Há nova música a ser feita em Portugal. Há uma espécie de nova comunidade feita por gente que se cansou, provavelmente, do estado das coisas e se agarrou ao barulho, ao ruído, às entranhas como forma de explorar a música. Editam em CDR, editam em net labels (hats off to Test Tube), ensaiam pequenas editoras de CDR, cuidam do artwork, fazem vénia ao DIY e à home made music. Nesta óptica, o CDR surge como uma espécie de testemunho do presente e incitamento do futuro pois, diz-se, quase todas estas bandas mudam completamente de concerto para concerto. E quais são estas bandas? São os Loosers, os Gala Drop (que ainda há pouco estiveram no Porto na abertura do concerto dos Excepter), os Frango e os CAVEIRA – todos eles de Lisboa. São os Dance Damage – quais são as probabilidades? – de Santo Tirso e mais alguns projectos que ainda não atingiram a “visibilidade” dos nomes mencionados mas que ameaçam fazê-lo em breve. Nestas coisas é tudo uma questão de tempo.
Frango © Ana Sofia Marques |
Por tudo isto, o concerto no Passos Manuel - tire-se o chapéu também (e de que maneira) ao trabalho que se tem desenvolvido naquela que se tornou provavelmente a sala mais interessante da cidade do Porto – funcionava como uma espécie de teste, de declaração de intenções, de auscultação do movimento e da sua aceitação. Mas o que parece é que a cidade do Porto anda meia adormecida, perto do desfalecimento - pelo menos a ver pela quantidade de pessoas que aparecem neste tipo de eventos. E este evento havia de começar com a actuação dos Frango, o projecto que editou Sitting San pela Test Tube. Os Frango fazem-se de duas guitarras, uma bateria e um baixo e criam peças que procuram a conciliação entre a tranquilidade embrionária e a tensão proposta por camadas densas de ruído - com poucas variações, de tons acinzentados - que acabam por surgir de forma natural. A percussão é forte, quase violenta, mas é nas guitarras que se centra a música dos Frango. Entre essas edificações, os Frango aventuram-se por experimentalismos: o baterista deixa de o ser para tomar conta de uma terceira guitarra e o clima transforma-se num de exploração dos instrumentos mas, verdade seja dita, os Frango são mais interessantes quando estão a construir do que a desconstruir.
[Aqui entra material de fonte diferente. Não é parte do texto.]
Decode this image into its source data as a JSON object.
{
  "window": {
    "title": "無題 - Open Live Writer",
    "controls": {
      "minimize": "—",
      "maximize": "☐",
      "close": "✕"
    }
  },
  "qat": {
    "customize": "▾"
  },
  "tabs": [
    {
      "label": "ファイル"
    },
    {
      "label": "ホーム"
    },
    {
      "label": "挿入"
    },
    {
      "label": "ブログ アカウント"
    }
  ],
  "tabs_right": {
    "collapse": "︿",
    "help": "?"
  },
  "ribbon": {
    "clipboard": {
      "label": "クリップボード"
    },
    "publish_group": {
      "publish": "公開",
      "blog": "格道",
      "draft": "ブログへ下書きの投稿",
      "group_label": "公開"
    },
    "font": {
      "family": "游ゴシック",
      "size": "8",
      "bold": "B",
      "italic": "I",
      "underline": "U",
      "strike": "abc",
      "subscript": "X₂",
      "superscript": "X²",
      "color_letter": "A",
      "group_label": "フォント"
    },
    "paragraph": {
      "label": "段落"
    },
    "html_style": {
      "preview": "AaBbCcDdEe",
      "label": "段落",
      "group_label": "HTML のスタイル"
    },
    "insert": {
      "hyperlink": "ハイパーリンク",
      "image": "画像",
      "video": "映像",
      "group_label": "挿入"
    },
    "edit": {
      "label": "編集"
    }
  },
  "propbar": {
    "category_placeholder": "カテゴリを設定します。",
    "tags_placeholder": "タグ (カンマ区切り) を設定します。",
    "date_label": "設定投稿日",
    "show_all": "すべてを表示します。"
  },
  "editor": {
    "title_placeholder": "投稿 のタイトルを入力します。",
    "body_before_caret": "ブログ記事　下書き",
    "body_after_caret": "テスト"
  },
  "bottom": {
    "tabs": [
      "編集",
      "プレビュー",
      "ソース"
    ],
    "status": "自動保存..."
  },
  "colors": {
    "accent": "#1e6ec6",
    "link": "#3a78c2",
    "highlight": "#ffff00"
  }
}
Dance Damage © Ana Sofia Marques |
Os Dance Damage já não são os mesmos da maqueta Don't Pray in Public, nem na formação da banda, nem no rumo musical. São agora três em palco, abandonaram a estética pós-punk e aventuram-se agora pela exploração do barulho. O baterista surgiu em palco com uma máscara similar às dos Lightning Bolt e foi-se juntar a Pedro Magina e André Abel, que se preparavam para mais uma celebração dos Dance Damage. E a celebração agora faz-se de palavras de ordem cada vez mais urgentes gritadas por Pedro Magina, de ataques furiosos de percussão, de rádios e cassetes que reproduzem algumas mensagens, teclados, mais investidas enfurecidas na guitarra e até mesmo um cavaquinho (tocado ou utilizado como percussão). Ao mesmo tempo que se afastaram do pós-punk, os Dance Damage criaram um som mais próprio, mais simples e mais visceral que pode ser conferido no CDR Level Your Hearts at Dawn ou no fresquíssimo CDR single Excavator.
Loosers © Ana Sofia Marques |
Mas não são só os Dance Damage que estabeleceram uma mudança estética radical no seu som. O mesmo aconteceu com os Loosers, que parecem ter fugido a sete pés de qualquer rótulo com a música dos Liars. Tiago Miranda também já não parece o mesmo; com as longas barbas chegou uma espécie de aura de espiritualismo que se manifesta claramente. Dos Loosers sabe-se agora que se afastaram radicalmente do formato canção e que os seus concertos nunca são iguais. A actuação foi algo relâmpago, mas começou por um exercício maioritariamente instrumental feito de muita percussão, baixo e programações electrónicas. Depois veio a voz, os temas mais dinâmicos e – surpresa – a participação dos membros do público. Tiago Miranda foi distribuindo pelo público partes da bateria e baquetas, e incitou até a subida ao palco dos músicos improvisados. Só subiu Pedro Magina dos Dance Damage e o espanto era um pouco geral: ninguém sabia muito bem aquilo que lhes tinha atingido.